Do lado evangélico, sua multiplicidade de estilos dificulta sobremodo a formação de uma tomada de consciência antropológica que lhe permita retificar desvios e conciliar antagonismos e com isso seguir um caminho reto, próprio de sua formação original, de cunho calvinista.
Já no catolicismo, o que temos agora, e com repercussões no Brasil, é a potencialização de uma instituição secular, coesa, que tem auto-consciência de seu passado e consciência antropológica do mundo atual. O duplo, e não de todo descontínuo, pontificado que domina a Igreja Católica, um auto-consciente pontífice germano, em modo dormente, e um iluminado pontífice argentino, em modo messiânico, cria uma tensão positiva que pode sinalizar um portal para a re-afirmação do sagrado na vida.
Quem sabe?

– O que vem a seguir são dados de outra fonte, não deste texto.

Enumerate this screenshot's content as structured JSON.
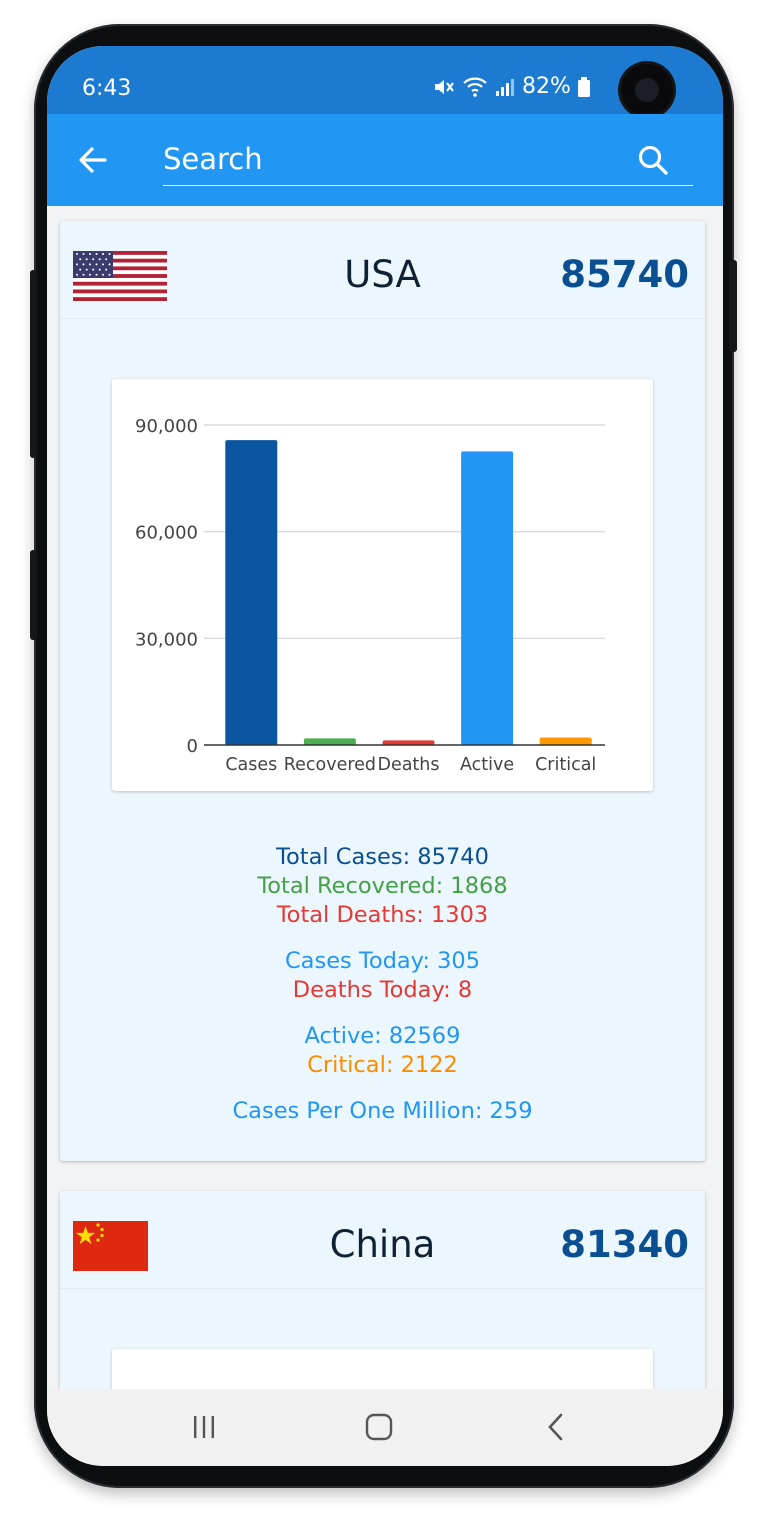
{
  "status": {
    "time": "6:43",
    "battery": "82%"
  },
  "appbar": {
    "search_placeholder": "Search",
    "back_icon": "arrow-left-icon",
    "search_icon": "search-icon"
  },
  "countries": [
    {
      "name": "USA",
      "total": "85740",
      "flag": "usa-flag",
      "chart_data": {
        "type": "bar",
        "categories": [
          "Cases",
          "Recovered",
          "Deaths",
          "Active",
          "Critical"
        ],
        "values": [
          85740,
          1868,
          1303,
          82569,
          2122
        ],
        "colors": [
          "#0a56a0",
          "#4caf50",
          "#e53935",
          "#2196f3",
          "#ff9800"
        ],
        "yticks": [
          "0",
          "30,000",
          "60,000",
          "90,000"
        ],
        "ylim": [
          0,
          90000
        ],
        "grid": true
      },
      "stats": {
        "total_cases": "Total Cases: 85740",
        "total_recovered": "Total Recovered: 1868",
        "total_deaths": "Total Deaths: 1303",
        "cases_today": "Cases Today: 305",
        "deaths_today": "Deaths Today: 8",
        "active": "Active: 82569",
        "critical": "Critical: 2122",
        "per_million": "Cases Per One Million: 259"
      }
    },
    {
      "name": "China",
      "total": "81340",
      "flag": "china-flag"
    }
  ],
  "colors": {
    "appbar": "#2196f3",
    "statusbar": "#1c7bd1",
    "card_bg": "#ecf7fd",
    "cases": "#0a56a0",
    "recovered": "#4caf50",
    "deaths": "#e53935",
    "active": "#2196f3",
    "critical": "#ff9800"
  }
}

Ao ver o encantamento religioso com que foi recebido o jesuíta Francisco, alguém pode se lembrar de José de Anchieta ou Antonio Vieira, pregadores e missionários de hereges, ou recordar um Padre Cícero ou um Frei Damião, moldadores do catolicismo popular ainda recorrente, por consolar os desvalidos e amaldiçoar infiéis e ateus.
Que o Brasil precisa desesperadamente ressacralizar sua vida social, não há a mínima dúvida. O hedonismo desenfreado, a corrupção política, a desonestidade pessoal, o domínio do econômico sobre o cultural, a indecisão identitária, o histrionismo, a insensatez, a irresponsabilidade e o descompromisso com a comunidade campeiam pelos nossos sertões e pelos desvãos urbanos. Porém, o que urge fazer não pode ser inspirado por uma nostalgia do passado, senão uma afirmação do presente visando o futuro por uma sacralização que incorpore harmonicamente as necessidades culturais do tempos atuais. Não pelo messianismo, nem pela burocratização de uma (nova) liturgia, nem tampouco pela politização da cultura popular.

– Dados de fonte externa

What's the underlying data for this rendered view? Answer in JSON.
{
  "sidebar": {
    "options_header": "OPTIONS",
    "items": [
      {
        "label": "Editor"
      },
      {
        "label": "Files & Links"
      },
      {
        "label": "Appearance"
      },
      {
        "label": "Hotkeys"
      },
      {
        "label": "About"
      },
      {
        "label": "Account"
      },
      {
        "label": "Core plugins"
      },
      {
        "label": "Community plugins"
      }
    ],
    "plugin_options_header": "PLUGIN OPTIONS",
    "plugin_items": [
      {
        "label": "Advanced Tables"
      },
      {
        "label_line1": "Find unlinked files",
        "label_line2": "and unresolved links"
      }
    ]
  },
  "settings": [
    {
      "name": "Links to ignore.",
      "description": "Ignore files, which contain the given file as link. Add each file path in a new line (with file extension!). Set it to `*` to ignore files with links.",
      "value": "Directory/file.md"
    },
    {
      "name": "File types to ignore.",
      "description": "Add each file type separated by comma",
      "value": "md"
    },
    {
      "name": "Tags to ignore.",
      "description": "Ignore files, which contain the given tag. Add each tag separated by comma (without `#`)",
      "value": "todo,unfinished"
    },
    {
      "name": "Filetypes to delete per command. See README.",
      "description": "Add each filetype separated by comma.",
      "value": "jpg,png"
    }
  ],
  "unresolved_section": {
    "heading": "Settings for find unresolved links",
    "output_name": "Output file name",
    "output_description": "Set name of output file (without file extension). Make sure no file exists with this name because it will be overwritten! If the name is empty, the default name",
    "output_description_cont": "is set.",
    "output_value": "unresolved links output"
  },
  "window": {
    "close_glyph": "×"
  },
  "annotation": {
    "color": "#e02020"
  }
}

O Papa Francisco sabe o que faz ao se mostrar alegre e feliz, tolerante e dialogador, compassivo e acalentador. Seu exemplo parece ser um bom augúrio. Resta saber se será suficiente para enfrentar a tradição curial e o gigantismo institucional, arejar os castelos católicos do mundo, e emular nosso clero para estabelecer uma renovação do catolicismo popular brasileiro.
Se tal não vier a acontecer, paciência, outras forças religiosas e morais poderão surgir num futuro ainda não vislumbrável, para evitar que o mundo entre em convulsão geral.
Mércio P Gomes, antropólogo, professor da UFRJ. Foi presidente de Funai.